Are you really committed to engaging student voice?
If you’re an educator, administrator, policymaker or adult ally to student voice anywhere throughout the education system, you need to check yourself. We all do.
When working with students as an ally, its important to keep the focus on them instead of shifting it from them to us as adults. We should not, must not and cannot use students to say what we want them to. More than simply being unfair, adults who use student voice for our own agenda are being dishonest and unethical.
Here are eight questions all adults can all ask ourselves to find out whether we’re genuinely committed to student voice.
Student Voice Commitment Test
- Do I believe all student voice matters?
- Do I believe every learning relationship matters?
- Do I believe students aren’t incomplete?
- Do I believe total responsibility for learning must be shared with students?
- Do I believe students know things?
- Do I believe in equity, not equality, between students and educators?
- Do I believe schools need to be about learning, teaching AND leadership?
- Do I believe student voice requires more than just talking?
Next Steps
If you answered an unequivocal “yes” to all eight of these questions, you are genuinely committed to student voice.

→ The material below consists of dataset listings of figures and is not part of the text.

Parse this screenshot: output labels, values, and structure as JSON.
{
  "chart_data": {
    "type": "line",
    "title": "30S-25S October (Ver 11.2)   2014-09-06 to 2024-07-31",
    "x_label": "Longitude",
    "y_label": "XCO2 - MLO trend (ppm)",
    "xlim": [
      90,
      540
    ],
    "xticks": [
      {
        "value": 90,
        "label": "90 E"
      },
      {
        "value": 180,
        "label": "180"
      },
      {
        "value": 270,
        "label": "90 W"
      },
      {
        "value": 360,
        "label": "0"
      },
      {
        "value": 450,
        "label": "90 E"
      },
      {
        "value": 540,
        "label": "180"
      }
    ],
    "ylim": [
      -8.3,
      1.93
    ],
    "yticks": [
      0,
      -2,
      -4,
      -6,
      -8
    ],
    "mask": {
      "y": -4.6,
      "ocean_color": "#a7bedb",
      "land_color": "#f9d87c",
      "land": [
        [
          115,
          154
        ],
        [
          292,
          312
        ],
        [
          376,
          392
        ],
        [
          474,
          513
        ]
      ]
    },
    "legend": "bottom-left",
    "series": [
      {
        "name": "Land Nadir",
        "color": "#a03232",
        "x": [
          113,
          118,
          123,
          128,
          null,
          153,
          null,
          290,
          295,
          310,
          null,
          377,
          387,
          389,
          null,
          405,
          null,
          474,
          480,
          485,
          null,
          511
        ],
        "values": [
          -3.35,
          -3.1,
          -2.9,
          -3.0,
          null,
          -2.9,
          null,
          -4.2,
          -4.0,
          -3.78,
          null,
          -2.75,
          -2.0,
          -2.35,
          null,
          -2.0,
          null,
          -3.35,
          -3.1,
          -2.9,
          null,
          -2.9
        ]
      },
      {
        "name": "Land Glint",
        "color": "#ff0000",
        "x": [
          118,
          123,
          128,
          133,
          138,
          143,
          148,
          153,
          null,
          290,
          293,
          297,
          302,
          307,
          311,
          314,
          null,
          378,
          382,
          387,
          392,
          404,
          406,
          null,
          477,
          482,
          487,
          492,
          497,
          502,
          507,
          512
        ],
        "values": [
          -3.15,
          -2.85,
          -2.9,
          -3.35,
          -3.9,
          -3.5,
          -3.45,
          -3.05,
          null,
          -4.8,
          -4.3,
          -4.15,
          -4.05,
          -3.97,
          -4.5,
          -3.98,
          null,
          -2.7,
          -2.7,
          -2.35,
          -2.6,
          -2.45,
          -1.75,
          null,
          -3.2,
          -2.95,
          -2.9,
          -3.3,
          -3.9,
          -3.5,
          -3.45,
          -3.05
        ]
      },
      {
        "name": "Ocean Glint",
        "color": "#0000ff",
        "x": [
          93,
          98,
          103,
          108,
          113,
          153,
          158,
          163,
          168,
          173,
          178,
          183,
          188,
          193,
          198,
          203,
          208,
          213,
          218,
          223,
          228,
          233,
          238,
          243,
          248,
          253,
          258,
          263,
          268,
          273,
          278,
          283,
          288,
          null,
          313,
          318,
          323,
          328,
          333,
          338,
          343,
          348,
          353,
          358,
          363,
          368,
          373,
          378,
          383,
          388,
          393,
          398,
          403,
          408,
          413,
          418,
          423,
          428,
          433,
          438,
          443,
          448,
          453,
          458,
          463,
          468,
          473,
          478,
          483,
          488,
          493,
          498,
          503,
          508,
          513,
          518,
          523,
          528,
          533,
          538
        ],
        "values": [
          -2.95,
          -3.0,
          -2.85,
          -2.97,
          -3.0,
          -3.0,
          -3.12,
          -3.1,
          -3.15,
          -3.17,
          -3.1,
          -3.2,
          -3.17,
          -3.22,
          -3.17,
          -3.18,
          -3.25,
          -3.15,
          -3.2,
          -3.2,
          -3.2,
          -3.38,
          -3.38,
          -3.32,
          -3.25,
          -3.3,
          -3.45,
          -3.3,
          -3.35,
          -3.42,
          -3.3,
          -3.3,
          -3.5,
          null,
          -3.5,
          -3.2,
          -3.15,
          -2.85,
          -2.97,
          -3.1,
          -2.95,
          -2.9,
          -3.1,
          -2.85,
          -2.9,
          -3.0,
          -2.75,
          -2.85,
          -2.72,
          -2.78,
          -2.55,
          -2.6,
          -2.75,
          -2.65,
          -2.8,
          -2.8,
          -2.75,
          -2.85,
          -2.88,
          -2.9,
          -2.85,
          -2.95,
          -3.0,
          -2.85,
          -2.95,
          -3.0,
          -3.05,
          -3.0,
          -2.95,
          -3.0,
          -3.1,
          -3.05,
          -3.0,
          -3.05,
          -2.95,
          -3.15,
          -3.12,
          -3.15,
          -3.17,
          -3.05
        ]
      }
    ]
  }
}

If you answered “maybe”, “sometimes” or “kinda” to any of these questions, then you are on the road to commitment. I’d recommend you order my book, The Guide to Student Voice. It provides a short, but deep intro to the depth of student voice.
If you answered “no”, “never” or “not a chance” to any of these questions, but you want to learn more, check out my free ebook, Meaningful Student Involvement Guide to Students as Partners in School Change.
No matter what you do, consider doing something right now to engage student voice. They aren’t waiting for you, and if you personally don’t do something right now, schools are going to continue their slide towards the future by becoming more and more irrelevant to learning, teaching and leadership throughout our society.